Este jovem autodesigna-se como science communicator e o que faz é falar de conceitos científicos de uma forma simples e eficaz, procurando sempre ir ao encontro dos códigos dos destinatários.
Começou por explicar o que faz utilizando apenas umas folhas A4 impressas e, apenas com isso, mostrou claramente que há várias formas de comunicar com uma plateia e que umas são mais eficazes que outras. Curiosa a forma como demonstrou que uma folha feita avião transporta a mensagem pelo ar num voo impreciso e mais ou menos aleatório e se for feita numa bola é atirada para mais longe e com maior precisão.
Depois cantou um rap a explicar o que acontece com a luz do sol: como chega à terra, o tempo que demora, a distância que percorre, os efeitos bons e maus, a importância para a vida na terra e para cada um de nós... Ele sabe que isto cantado em inglês rap é difícil de entender e repete, agora ao mesmo tempo que visualizamos um video com imagens , esquemas, animações sincronizadas com as palavras que canta. Já se percebe melhor, mas mesmo assim, inglês cantado em rap, custa mesmo a entender. Mas ouvindo as palavras, vendo as imagens e podendo ler as palavras que ele canta já se vais mais longe na compreensão. É o que ele faz: acrescenta legendas. Só faltou mesmo a tradução para português.
Num outro momento pediu que todos desenhassem o que julgavam ser um cientista. Depois de recolher as folhas pediu que levantasse o braço quem tinha desenhado com uma bata, com óculos, com barba... Muitos braços se levantaram para todas estas alternativas. Pergunta ainda quem desenhou um cientista velho, mulher, não europeu... Elucidadivo.
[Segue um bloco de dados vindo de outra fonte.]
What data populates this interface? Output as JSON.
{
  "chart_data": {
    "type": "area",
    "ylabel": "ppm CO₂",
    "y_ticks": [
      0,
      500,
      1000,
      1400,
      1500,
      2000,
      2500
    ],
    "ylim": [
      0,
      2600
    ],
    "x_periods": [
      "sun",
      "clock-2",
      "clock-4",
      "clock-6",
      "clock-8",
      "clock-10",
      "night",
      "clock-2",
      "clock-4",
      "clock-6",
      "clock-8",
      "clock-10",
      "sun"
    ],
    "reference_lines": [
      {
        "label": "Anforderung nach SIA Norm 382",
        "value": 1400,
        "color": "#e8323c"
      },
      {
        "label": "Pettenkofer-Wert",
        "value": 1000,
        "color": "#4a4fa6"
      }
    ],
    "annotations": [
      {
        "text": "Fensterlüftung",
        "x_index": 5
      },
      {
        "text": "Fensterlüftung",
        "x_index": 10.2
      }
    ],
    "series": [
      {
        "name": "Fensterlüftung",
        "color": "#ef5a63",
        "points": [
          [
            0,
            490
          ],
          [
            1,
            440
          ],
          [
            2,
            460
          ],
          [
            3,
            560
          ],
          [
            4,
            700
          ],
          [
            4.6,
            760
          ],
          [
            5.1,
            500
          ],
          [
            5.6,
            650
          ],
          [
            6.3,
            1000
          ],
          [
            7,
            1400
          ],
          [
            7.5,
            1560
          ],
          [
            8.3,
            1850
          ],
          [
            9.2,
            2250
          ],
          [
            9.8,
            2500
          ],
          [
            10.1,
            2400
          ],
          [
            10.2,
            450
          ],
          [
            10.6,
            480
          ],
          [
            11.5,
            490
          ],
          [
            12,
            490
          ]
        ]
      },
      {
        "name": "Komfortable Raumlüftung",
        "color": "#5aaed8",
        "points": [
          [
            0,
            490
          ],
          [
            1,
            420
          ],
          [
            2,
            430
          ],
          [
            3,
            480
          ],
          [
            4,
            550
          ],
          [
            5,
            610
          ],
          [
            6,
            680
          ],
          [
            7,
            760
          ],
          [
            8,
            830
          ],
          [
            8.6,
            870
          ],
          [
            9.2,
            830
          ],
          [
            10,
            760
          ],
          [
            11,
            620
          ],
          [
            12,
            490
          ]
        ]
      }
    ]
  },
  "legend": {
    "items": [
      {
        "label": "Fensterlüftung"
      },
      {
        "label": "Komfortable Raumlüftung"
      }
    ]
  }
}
A menina parece que conseguiu entender muita coisa, treinou o ouvido para o inglês e gostou.
E eu também. Gostei de ir e de ir com ela. De fazermos isto juntos.

Desassossego

Cinco ésses sinuosos na mesma palavra. Um livro cheio de desassossego. Um filme cheio de palavras e tantos filmes lá dentro. Foi ontem no grande auditório da UAlg onde entrei supranumerário e só consegui sentar-me nas escadas. Um verdadeiro desassossego. Tudo por culpa de João Botelho e do Cineclube de Faro.

24 de novembro de 2010

Há filmes para ver de mão dada


A rapariga que me dá a mão e beijos no cinema sabe habitualmente ao que vai. E está sempre a levar-me para a sala escura. Desta vez foi na cidade da outra ria onde tinha que ir congressar e onde, por mero acaso estreou o fime-documentário José e Pilar. E digo por acaso, e não é por acaso, porque das 7 cidades onde o filme se exibe, todas são a norte do Tejo. Sobre filmes eu não sei escrever. Sobre o filme e as emoções ela já escreveu e muito bem, como sempre faz. E fiquei també a saber que outros o fizeram e faço eco do apelo para que se veja este fime. E para quem queira ter uma visão privilegiada como eu que o faça, se puder, de mão dada.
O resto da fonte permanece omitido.